Provenance
From the estate of Rodriguez y Jimenez, Madrid 1950s
Private Collection, Madrid
Christie’s Madrid, Spanish Sale, October 4th 2006, Lot 69
Literature
Bergstrom ‘Maestros Españoles de Bodegones y Floreros del Siglo XVII’ Instituto Iberico Americano Gotemburgo, Madrid 1970 Plate no 31.
We are grateful to Peter Cherry for confirming the attribution on first hand inspection.
The most prominent still life painter active in Seville in the seventeenth century, Pedro de Camprobín Passano was trained in Toledo between 1619 and 1624 under Luís Tristán. By 1628, he is recorded in Seville, where he married the daughter of the artist Antonio de Arnos, and in 1630 became a member of the Seville painters' guild. In 1660, along with Murillo, Valdés Leal and Herrera the Younger, Camprobín became a founder member of the Seville Academy.
Fully signed paintings by Camprobín are rare and this still life composition is an unusual one in his oeuvre. It is interesting to note that each individual element was used separately a number of times by Camprobín and he brings them together here to create a unique and eye catching still life.
Evidently familiar with the work of the Sevillian artist Juan, son of Francisco de Zurbarán, his earlier work shows some influence of those two artists. In the 1650s, he developed a more personal style, using fluent brushstrokes, and tending towards understated compositions, in contrast to the often large and usually heavily-laden kitchen still lifes being produced in Madrid at that time.
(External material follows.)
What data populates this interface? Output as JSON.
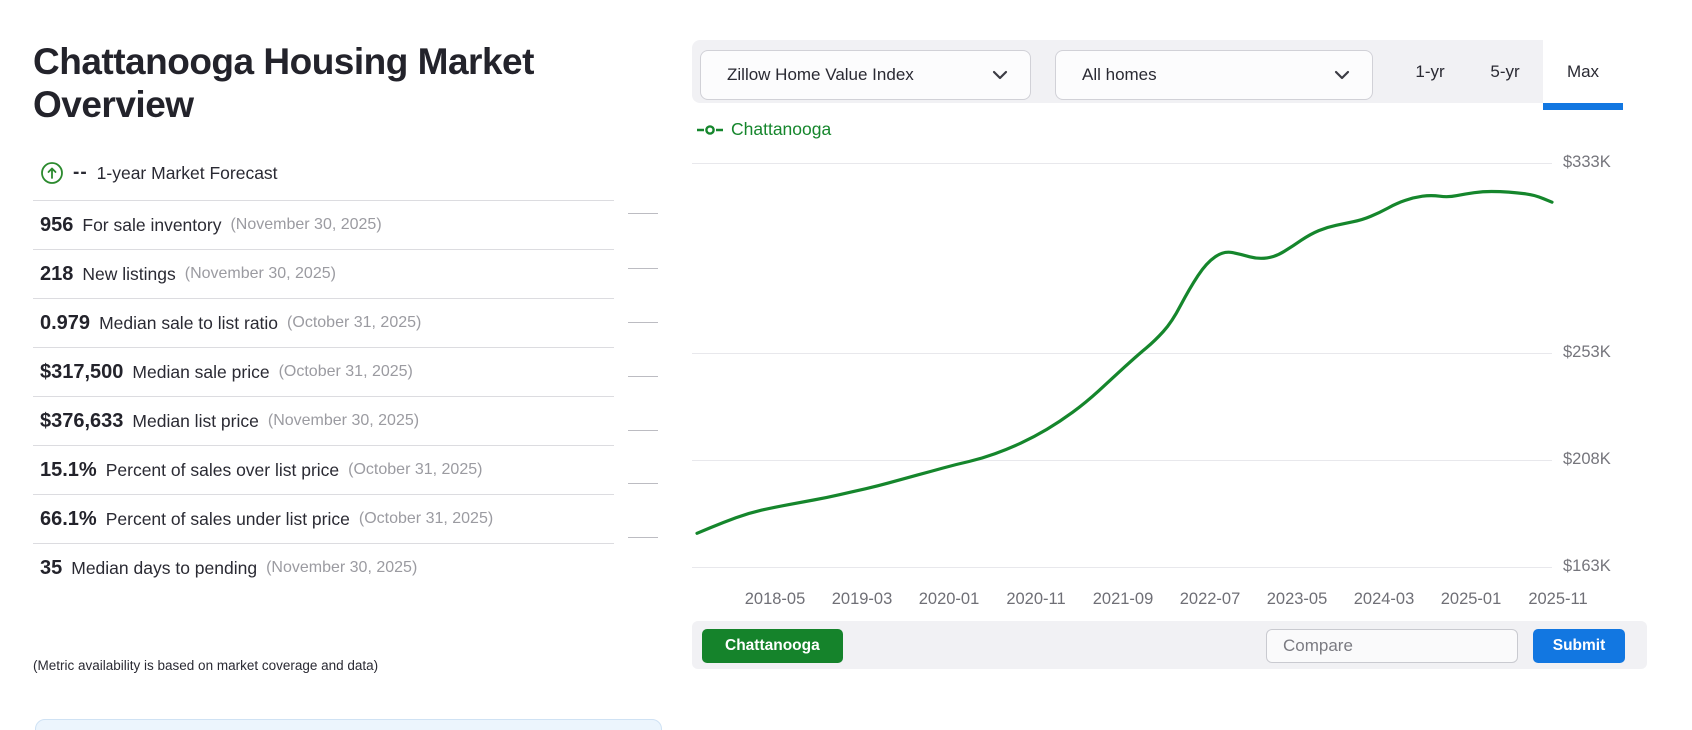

The decade of the 1660s was the summit of Camprobín's career. The still lifes that he produced during that period 'are unlike any others painted in Spain, and they establish Camprobín as one of the most distinctive masters of still-life painting in Spain' (Jordan and Cherry, op. cit., p. 111). In these years, the artist began to change his technique, 'relying to a much greater extent on the use of glazing to achieve delicacy in modelling' (ibid., p. 114). As Dr. William Jordan and Cherry point out, this has led to the fragile state of much of his extant oeuvre, hence the present painting could be numbered as one of the most well preserved of his works.
It is also evident from the painting how influential contemporary Spanish still life painters had been on him .The painting shows elements of Juan van der Hamen in the overall composition, Juan de Zurbaran in the little plate of apricots and Tomas Yepes in the basket of flowers. He has, however, painted the picture in his own unique style exemplified by a certain softness of brushstroke and delicate colouring particularly in the treatment of the flowers.
Similarities can be drawn between this still life and the pair of Flowers in Baskets in a Private Collection (See P. Cherry , ‘ Arte y Naturaleza. El Bodegon Español en el siglo de Oro’, Fundacion de Apoyo a la Historia del Arte Hispanico, Madrid 1999, plate XCII).